As you’re running up the mountain, you see other people fleeing their own mountain lions. Some of the mountain lions seem comparatively wimpy - they’re half grown and only have three legs or whatever, and you think to yourself - why couldn’t I have gotten one of those mountain lions? But then you look over at the people who are fleeing mountain lions the size of a monster truck with huge prehistoric sabre fangs, and you feel like an asshole for even thinking that - and besides, who in their right mind would want to fight a mountain lion, even a three-legged one?
 
Finally, the person closest to you, whose job it is to take care of you - maybe a parent or sibling or best friend or, in my case, my husband - comes barging out of the woods and jumps on the mountain lion, whaling on it and screaming “GODDAMMIT MOUNTAIN LION, STOP TRYING TO EAT MY WIFE,” and the mountain lion punches your husband right in the face. Now your husband (or whatever) is rolling around on the ground clutching his nose, and he’s bought you some time, but you still need to get to the top of the mountain.
 
Eventually you reach the top, finally, and the bear is there. Waiting. For both of you. You rush right up to the bear, and the bear rushes the mountain lion, but the bear has to go through you to get to the mountain lion, and in doing so, the bear TOTALLY KICKS YOUR ASS, but not before it also punches your husband in the face. And your husband is now staggering around with a black eye and bloody nose, and saying, “can I get some help, I’ve been punched in the face by two apex predators, and I think my nose is broken,” and all you can say is “I’M KIND OF BUSY IN CASE YOU HADN’T NOTICED I’M FIGHTING A MOUNTAIN LION.”
 
Then, IF YOU ARE LUCKY, the bear leaps on the mountain lion and they are locked in epic battle until finally the two of them roll off a cliff edge together, and the mountain lion is dead.

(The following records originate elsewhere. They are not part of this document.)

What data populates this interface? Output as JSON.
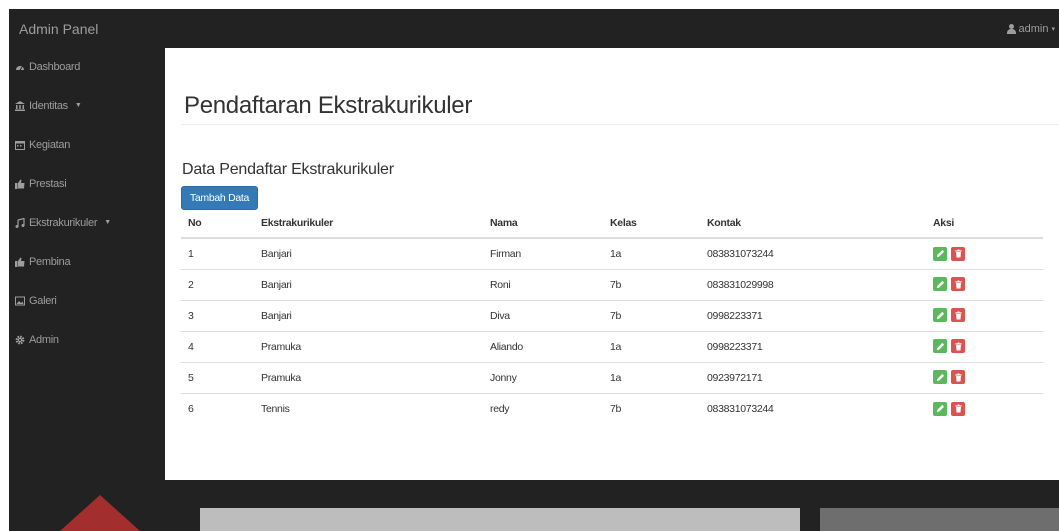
{
  "navbar": {
    "brand": "Admin Panel",
    "user": "admin"
  },
  "sidebar": {
    "items": [
      {
        "label": "Dashboard",
        "icon": "dashboard-icon"
      },
      {
        "label": "Identitas",
        "icon": "institution-icon",
        "dropdown": true
      },
      {
        "label": "Kegiatan",
        "icon": "calendar-icon"
      },
      {
        "label": "Prestasi",
        "icon": "thumbs-up-icon"
      },
      {
        "label": "Ekstrakurikuler",
        "icon": "music-icon",
        "dropdown": true
      },
      {
        "label": "Pembina",
        "icon": "thumbs-up-icon"
      },
      {
        "label": "Galeri",
        "icon": "picture-icon"
      },
      {
        "label": "Admin",
        "icon": "gear-icon"
      }
    ]
  },
  "main": {
    "title": "Pendaftaran Ekstrakurikuler",
    "subtitle": "Data Pendaftar Ekstrakurikuler",
    "add_button": "Tambah Data",
    "table": {
      "headers": [
        "No",
        "Ekstrakurikuler",
        "Nama",
        "Kelas",
        "Kontak",
        "Aksi"
      ],
      "rows": [
        [
          "1",
          "Banjari",
          "Firman",
          "1a",
          "083831073244"
        ],
        [
          "2",
          "Banjari",
          "Roni",
          "7b",
          "083831029998"
        ],
        [
          "3",
          "Banjari",
          "Diva",
          "7b",
          "0998223371"
        ],
        [
          "4",
          "Pramuka",
          "Aliando",
          "1a",
          "0998223371"
        ],
        [
          "5",
          "Pramuka",
          "Jonny",
          "1a",
          "0923972171"
        ],
        [
          "6",
          "Tennis",
          "redy",
          "7b",
          "083831073244"
        ]
      ]
    }
  },
  "colors": {
    "navbar": "#222222",
    "primary": "#337ab7",
    "success": "#5cb85c",
    "danger": "#d9534f"
  }
}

Maybe. You’re not sure - it fell off the cliff, but mountain lions are crafty. It could come back at any moment.
 
And all your friends come running up to you and say “That was amazing! You’re so brave, we’re so proud of you! You didn’t die! That must be a huge relief!”
 
Meanwhile, you blew out both your knees, you’re having an asthma attack, you twisted your ankle, and also you have been mauled by a bear. 
And everyone says “boy, you must be excited to walk down the mountain!” 
And all you can think as you stagger to your feet is “Fuck this mountain, I never wanted to climb it in the first place.”